各プール上位2チームが準決勝に進むだけに、プール戦で勝っても負けても中国と決勝で再戦する可能性はあるが、もう一方のプールBで準決勝に勝ち上がってきそうなのは、ディフェンディングチャンピオンのカザフスタンと、前回4位の香港。
「カザフスタンも香港も体の大きなチームでフィジカルな戦い方をしてくるチーム」(浅見HC)で、今季のARFUアジアセブンズシリーズ第1戦の香港大会ではカザフスタンには19対5で勝ったものの、香港戦は5-10で敗れている。

本来、キッカーを務める大黒田裕芽をケガで欠き、中村主将を筆頭に今回が初のアジア競技大会となる若いメンバーも多い、女子セブンズ日本代表(サクラセブンズ)。

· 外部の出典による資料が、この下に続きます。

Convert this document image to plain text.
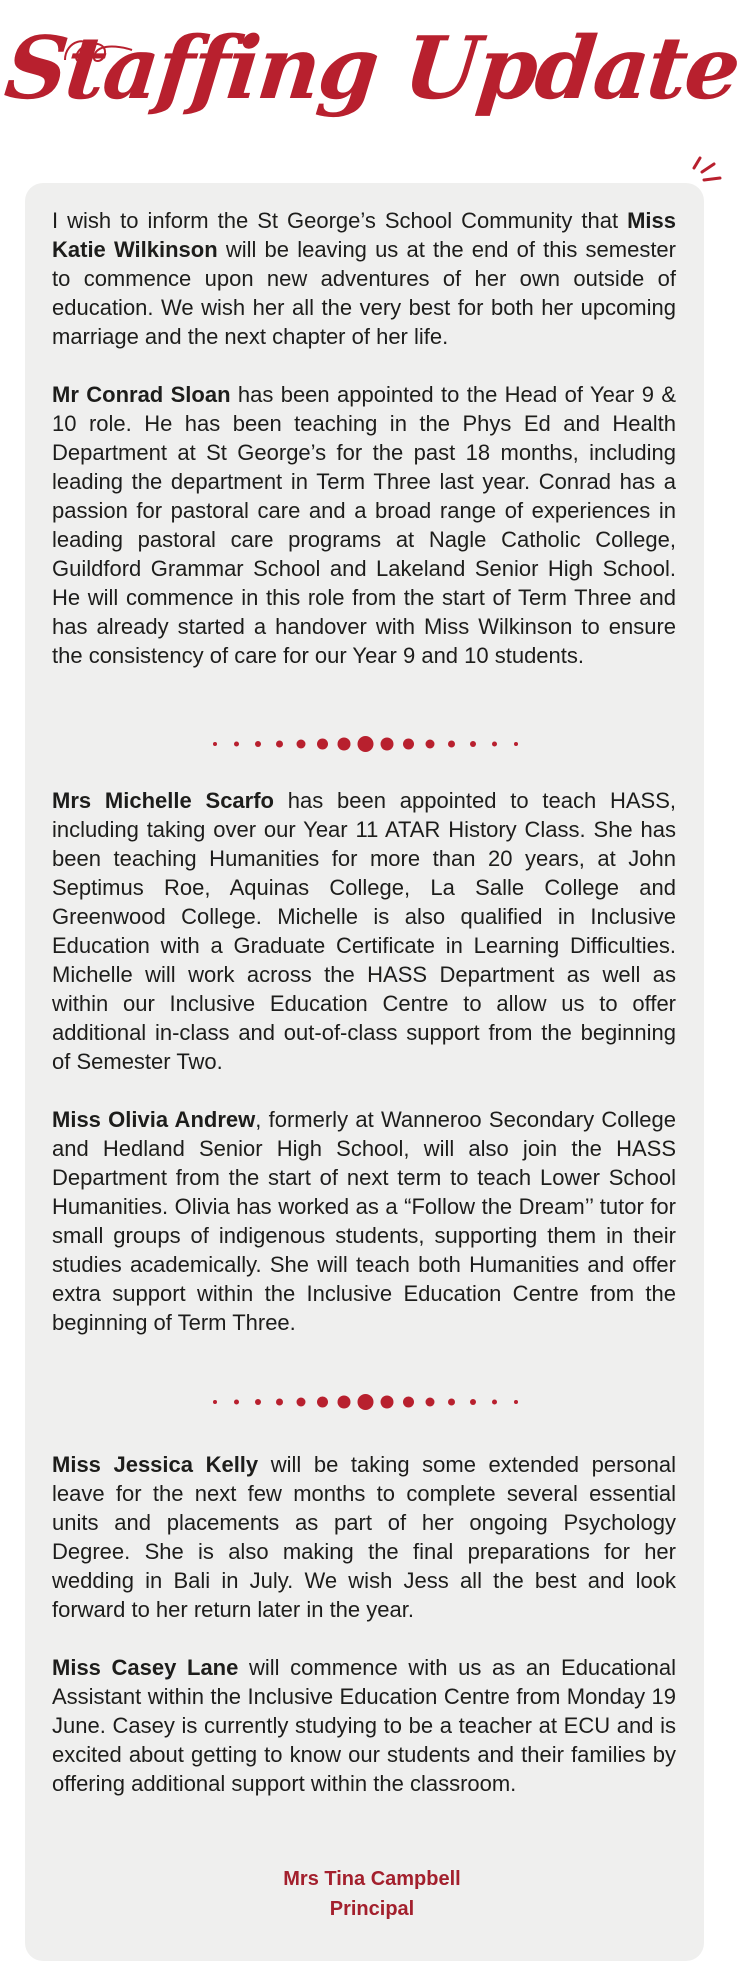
Staffing Update

I wish to inform the St George’s School Community that Miss Katie Wilkinson will be leaving us at the end of this semester to commence upon new adventures of her own outside of education. We wish her all the very best for both her upcoming marriage and the next chapter of her life.

Mr Conrad Sloan has been appointed to the Head of Year 9 & 10 role. He has been teaching in the Phys Ed and Health Department at St George’s for the past 18 months, including leading the department in Term Three last year. Conrad has a passion for pastoral care and a broad range of experiences in leading pastoral care programs at Nagle Catholic College, Guildford Grammar School and Lakeland Senior High School. He will commence in this role from the start of Term Three and has already started a handover with Miss Wilkinson to ensure the consistency of care for our Year 9 and 10 students.

Mrs Michelle Scarfo has been appointed to teach HASS, including taking over our Year 11 ATAR History Class. She has been teaching Humanities for more than 20 years, at John Septimus Roe, Aquinas College, La Salle College and Greenwood College. Michelle is also qualified in Inclusive Education with a Graduate Certificate in Learning Difficulties. Michelle will work across the HASS Department as well as within our Inclusive Education Centre to allow us to offer additional in-class and out-of-class support from the beginning of Semester Two.

Miss Olivia Andrew, formerly at Wanneroo Secondary College and Hedland Senior High School, will also join the HASS Department from the start of next term to teach Lower School Humanities. Olivia has worked as a “Follow the Dream’’ tutor for small groups of indigenous students, supporting them in their studies academically. She will teach both Humanities and offer extra support within the Inclusive Education Centre from the beginning of Term Three.

Miss Jessica Kelly will be taking some extended personal leave for the next few months to complete several essential units and placements as part of her ongoing Psychology Degree. She is also making the final preparations for her wedding in Bali in July. We wish Jess all the best and look forward to her return later in the year.

Miss Casey Lane will commence with us as an Educational Assistant within the Inclusive Education Centre from Monday 19 June. Casey is currently studying to be a teacher at ECU and is excited about getting to know our students and their families by offering additional support within the classroom.

Mrs Tina Campbell
Principal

数少ない4年前を知るメンバー山口真理恵は「アジア競技大会はW杯と同じサイクルでやっている大きな大会。一番は結果を出すことだが、中身も大事にして、次につながるように、女子ラグビーの未来につながるような、現時点でのベストを出せるようにしていきたい」と、アジア競技大会という大舞台で活躍を見せることが、女子ラグビー全体の未来につながることも強調する。

「FW陣で伸びているプレーヤーもいるし、得点を取りにいかなきゃいけない時には、セットプレーは置いておいて、足の速いメンバーを揃えたり、バランスを考えながらその状況でのベストメンバーを起用」(浅見HC)しながら、初のアジア競技大会制覇を目指すことになる。